Politics were different then. Agee, the Tennessee Episcopalian, was pretty far to the left of the government of Cuba which, in 1937, was in the early years of the thrall of military dictator Fulgencio Batista.
It was 20 years before anyone had heard of Castro. For that matter, it was before anyone had even heard of Desi Arnaz. Maybe Havana was a destination more exotic than some, but a fairly common vacation for the affluent American. Cuba was in some regards freer than the United States. Gambling was legal, and so were all manner of alcoholic drinks. During Prohibition, Americans went to Havana to get really drunk. They kept the habit even after rum became legal here.
The Oriente dumped its load of American tourists in Havana, where they boarded automobiles for a guided tour of the highlights of Havana.
One particular corner bar in Havana made a fortune catering to Americans’ fantasies of Havana, and became a legend, at least to Americans. Opened by a Cuban named Jose—his last name was either Garcia, Abeal, Otero, or some combination of the three—it became known as Sloppy Joe’s. (It’s not to be confused with another bar of the same name in Key West, advertised on T-shirts with the big bearded face of former patron Hemingway.)
“At Sloppy Joe’s, the Grant’s Tomb of bars, at which no self-respecting Cuban would be caught dead, the tourists themselves seemed a little embarrassed,” Agee wrote. “They huddled rather silent in the bar, and few of them ordered more than one drink.”
Agee, a connoisseur of bars in New York, was not much impressed with Sloppy Joe’s.
“Night life in one of the whoriest cities in the Western Hemisphere was represented by the San Souci, meaning carefree, and the Casino, meaning casino. Lowing gently, the tourists stepped out of their vans. The marble floors were absolutely beautiful. The trees were just exquisite. The music was every bit as smooth as Wayne King,” the mainstream-radio bandleader, “and even the native Cubans that went there seemed an awfully, nice, refined class of people.”
After four hours of sleep, a “heroic majority” of the tourists “spent the morning buying cigars, perfumes, rum, and souvenirs. Later they hung at the rail and talked of Havana,” Agee wrote. “Of those who liked Havana, the elder spoke of it as quaint, the more youthful as cute. Most of the passengers disliked Havana and were happy to be leaving it.”
For a travel article that appeared in one issue of Fortune, “Havana Cruise” has enjoyed unusual attention from scholars for decades.
French author Genevieve Moreau remarked that “Agee raises his piece to the level of profound social criticism,” a commentary on “the essential emptiness of middle-class life.”
Poet and critic Robert Fitzgerald called “Havana Cruise” a “masterpiece of ferocity.”

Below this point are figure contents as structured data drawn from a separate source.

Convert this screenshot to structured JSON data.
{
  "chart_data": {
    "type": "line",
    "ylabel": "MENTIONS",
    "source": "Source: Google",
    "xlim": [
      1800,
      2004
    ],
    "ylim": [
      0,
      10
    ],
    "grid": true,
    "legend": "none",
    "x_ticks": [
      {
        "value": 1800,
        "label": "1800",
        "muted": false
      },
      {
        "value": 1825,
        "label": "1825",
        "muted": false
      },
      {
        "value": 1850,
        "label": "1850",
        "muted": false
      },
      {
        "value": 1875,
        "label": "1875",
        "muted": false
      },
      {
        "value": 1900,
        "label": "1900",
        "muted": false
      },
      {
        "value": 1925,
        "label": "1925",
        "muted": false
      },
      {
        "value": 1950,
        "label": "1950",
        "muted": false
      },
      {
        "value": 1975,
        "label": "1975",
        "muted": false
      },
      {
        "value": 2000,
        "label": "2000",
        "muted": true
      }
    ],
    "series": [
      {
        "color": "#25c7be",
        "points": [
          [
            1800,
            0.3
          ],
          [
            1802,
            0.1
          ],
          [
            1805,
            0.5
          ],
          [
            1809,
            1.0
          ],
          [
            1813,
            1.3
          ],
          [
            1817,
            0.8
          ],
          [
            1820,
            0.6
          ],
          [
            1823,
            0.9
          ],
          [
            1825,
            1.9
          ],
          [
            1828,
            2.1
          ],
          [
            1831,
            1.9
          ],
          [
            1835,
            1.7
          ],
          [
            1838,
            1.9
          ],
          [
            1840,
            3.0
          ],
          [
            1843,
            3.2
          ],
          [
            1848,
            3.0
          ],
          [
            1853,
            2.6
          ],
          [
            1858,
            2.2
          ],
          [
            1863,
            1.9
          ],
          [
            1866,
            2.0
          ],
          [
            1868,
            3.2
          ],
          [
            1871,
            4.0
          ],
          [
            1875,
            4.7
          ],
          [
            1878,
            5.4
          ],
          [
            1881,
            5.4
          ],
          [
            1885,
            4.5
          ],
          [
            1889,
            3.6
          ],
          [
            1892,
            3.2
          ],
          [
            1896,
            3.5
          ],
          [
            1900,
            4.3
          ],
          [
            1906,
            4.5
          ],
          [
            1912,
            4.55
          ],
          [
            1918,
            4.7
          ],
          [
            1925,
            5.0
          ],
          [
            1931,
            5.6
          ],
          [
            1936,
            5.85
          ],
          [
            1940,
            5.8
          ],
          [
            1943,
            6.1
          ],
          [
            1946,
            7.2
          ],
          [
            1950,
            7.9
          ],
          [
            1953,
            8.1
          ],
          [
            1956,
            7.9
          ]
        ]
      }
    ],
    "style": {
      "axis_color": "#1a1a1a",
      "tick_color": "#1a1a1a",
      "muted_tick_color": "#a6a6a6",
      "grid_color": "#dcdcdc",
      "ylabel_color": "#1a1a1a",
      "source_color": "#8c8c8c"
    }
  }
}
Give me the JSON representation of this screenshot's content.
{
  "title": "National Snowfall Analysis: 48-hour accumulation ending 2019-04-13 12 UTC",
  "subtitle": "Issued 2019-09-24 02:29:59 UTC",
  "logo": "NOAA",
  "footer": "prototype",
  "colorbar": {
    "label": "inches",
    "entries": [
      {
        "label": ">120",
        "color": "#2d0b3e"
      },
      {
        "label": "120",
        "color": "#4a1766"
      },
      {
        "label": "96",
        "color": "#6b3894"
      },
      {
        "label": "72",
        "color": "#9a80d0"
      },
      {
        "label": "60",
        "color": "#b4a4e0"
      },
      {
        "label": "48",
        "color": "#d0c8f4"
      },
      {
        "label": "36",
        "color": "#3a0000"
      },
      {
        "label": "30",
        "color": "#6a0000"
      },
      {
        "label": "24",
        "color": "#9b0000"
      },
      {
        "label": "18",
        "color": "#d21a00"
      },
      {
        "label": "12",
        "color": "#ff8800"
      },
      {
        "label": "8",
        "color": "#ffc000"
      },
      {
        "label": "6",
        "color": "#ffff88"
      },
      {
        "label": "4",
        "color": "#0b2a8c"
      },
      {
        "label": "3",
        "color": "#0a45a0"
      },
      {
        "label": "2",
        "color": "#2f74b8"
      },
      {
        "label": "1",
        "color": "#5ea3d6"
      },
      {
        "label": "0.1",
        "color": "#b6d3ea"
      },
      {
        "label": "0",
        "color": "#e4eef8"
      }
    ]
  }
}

Of course, it’s not mainly about Havana, but about people with a little money and no clear idea of what to do with it. Despite Agee’s dismissal of Sloppy Joe’s, there’s one thing to envy.
Havana, which has since endured a brutal dictatorship, a violent revolution, years of Soviet domination, and another brutal dictatorship, still has a bar called Sloppy Joe’s. It was closed for some years, when American tourists were scarce, but reopened three years ago, in the same famous corner location, with its famous 59-foot-long bar and array of rum.
And Sloppy Joe’s isn’t even one of the oldest bars in Havana. The Floridita is almost two centuries old.
Knoxville, James Agee’s hometown, which has selected Republican representation in Congress every two years for a century and a half, is a seemingly more stable place than Havana. But Knoxville has no single restaurant, bar, cafe, or snack shop that James Agee would recognize from his lifetime.